Dating back to the 1980s, long before “green” architecture was fashionable, Hills/Forrest has led the way toward environmentally appropriate golf course design. Hills/Forrest-designed Collier’s Reserve Golf Club (Naples, Fla.) was the world’s first Audubon International “Gold Signature Sanctuary” course, establishing golf’s highest environmental standard. The firm is responsible for Europe’s first “Gold Signature Sanctuary” course (at Oitavos Dunes in Cascais, Portugal, just named to GOLF Magazine’s World Top 100 ranking) and the first Audubon Sanctuary course in Mexico (Paraiso del Mar in La Paz, Baja California Sur).

The Hills/Forrest team has learned that creating a wetland such as the one on Silver Creek’s 4th hole, can and should be both environmentally sensitive and strategically sound. It can serve both functions.

Another example: The entire 18-hole footprint at Silver Creek was capped with 12 inches of sand mined on-site from the Garden River Reserve. “That’s rare for a northern project, a full sand cap, but it will mean the course will drain very well, reduce disease and, ultimately, chemical usage,” said Silver Creek Superintendent Sean Bradbury. “However, for the player, it will mean that playing conditions at Silver Creek will always be top quality.”

Silver Creek owes a large measure of that quality to the efforts of Pomona Park, Fla.-based Lepanto Golf Construction. “They did a beautiful job building this course. Really great work,” Wilczynski said.

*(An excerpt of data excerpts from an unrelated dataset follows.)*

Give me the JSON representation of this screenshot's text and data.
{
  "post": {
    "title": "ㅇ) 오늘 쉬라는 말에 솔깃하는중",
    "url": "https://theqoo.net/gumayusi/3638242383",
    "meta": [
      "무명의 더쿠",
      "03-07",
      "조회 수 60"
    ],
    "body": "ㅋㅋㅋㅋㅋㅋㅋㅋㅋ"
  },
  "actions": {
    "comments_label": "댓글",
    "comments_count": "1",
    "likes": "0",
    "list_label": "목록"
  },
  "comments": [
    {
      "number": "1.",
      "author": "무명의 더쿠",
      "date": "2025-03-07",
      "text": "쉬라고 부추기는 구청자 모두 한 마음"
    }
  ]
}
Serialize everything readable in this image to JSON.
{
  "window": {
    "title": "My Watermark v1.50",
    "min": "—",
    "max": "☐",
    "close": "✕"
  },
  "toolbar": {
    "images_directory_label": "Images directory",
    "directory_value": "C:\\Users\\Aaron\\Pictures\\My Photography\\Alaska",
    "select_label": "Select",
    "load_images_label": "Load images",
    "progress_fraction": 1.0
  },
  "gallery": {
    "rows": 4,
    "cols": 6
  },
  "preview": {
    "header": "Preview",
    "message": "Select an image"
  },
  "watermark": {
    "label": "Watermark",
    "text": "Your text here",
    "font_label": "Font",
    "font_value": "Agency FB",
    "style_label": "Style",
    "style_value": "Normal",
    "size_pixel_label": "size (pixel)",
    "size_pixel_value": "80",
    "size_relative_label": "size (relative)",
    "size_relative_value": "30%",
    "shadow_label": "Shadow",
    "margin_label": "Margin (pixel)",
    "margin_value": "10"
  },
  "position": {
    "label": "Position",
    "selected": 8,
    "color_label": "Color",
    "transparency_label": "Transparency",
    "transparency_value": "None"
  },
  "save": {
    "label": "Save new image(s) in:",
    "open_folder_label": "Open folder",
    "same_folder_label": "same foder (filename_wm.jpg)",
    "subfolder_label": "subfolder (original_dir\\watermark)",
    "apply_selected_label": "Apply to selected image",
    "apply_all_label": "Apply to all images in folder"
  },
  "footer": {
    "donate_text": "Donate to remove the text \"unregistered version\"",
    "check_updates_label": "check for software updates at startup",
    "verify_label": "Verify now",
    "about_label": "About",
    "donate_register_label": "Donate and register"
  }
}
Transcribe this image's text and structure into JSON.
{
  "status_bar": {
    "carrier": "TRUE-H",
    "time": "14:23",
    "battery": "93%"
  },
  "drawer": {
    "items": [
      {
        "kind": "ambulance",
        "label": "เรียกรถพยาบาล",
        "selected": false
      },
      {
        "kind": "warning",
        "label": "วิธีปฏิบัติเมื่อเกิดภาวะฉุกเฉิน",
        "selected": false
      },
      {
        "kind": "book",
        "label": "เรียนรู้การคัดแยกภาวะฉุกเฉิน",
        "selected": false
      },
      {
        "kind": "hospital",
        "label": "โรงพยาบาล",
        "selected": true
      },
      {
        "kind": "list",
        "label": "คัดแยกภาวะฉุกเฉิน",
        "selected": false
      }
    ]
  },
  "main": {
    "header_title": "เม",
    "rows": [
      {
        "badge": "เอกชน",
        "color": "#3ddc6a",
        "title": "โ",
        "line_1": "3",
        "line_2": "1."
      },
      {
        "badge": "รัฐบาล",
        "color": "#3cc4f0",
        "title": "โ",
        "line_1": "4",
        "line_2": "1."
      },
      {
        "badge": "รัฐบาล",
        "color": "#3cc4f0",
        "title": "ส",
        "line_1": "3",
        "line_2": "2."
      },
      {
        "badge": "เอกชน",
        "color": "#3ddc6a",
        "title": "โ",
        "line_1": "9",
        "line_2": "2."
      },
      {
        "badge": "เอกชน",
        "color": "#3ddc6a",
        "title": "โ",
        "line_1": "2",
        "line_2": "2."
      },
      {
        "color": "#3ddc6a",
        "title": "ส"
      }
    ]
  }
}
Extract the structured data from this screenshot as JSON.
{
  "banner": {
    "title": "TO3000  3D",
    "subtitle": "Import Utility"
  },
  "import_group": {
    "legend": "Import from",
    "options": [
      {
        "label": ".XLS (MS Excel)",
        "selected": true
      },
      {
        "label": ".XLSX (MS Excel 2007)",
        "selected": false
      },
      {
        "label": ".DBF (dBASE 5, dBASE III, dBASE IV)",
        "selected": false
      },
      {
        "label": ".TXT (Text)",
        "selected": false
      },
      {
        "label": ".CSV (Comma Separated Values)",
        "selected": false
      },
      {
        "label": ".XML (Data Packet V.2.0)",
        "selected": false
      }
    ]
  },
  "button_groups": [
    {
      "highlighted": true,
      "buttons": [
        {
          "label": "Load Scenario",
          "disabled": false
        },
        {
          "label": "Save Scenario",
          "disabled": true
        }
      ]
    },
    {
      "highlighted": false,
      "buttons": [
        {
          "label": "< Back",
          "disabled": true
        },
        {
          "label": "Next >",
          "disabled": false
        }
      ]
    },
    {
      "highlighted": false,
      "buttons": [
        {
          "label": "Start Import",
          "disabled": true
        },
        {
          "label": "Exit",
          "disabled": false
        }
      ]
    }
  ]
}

In practice since 1966, Hills/Forrest is responsible for more than 200 original designs and some 130 major renovations on four continents. The firm has burnished its international reputation over the past 18 months with its first Canadian design, but also with a series of strategic partnerships that target particular regional markets and market niches in the course design field.

In 2008, Hills/Forrest formed Ochoa Hills Golf Design to serve the Mexican market. In 2009, it formed a strategic partnership with Arjun Atwal to create Hills-Atwal Golf Design India (www.hills-atwal.com), to serve the burgeoning market taking shape on the sub-continent. In 2010, Hills/Forrest will team with Australian swing gurus BannLynch to bring a practice facility model to Asia-Pacific markets, specifically China’s.

The firm’s first design in China, Yellow Dragon in Chengdu, breaks ground this fall.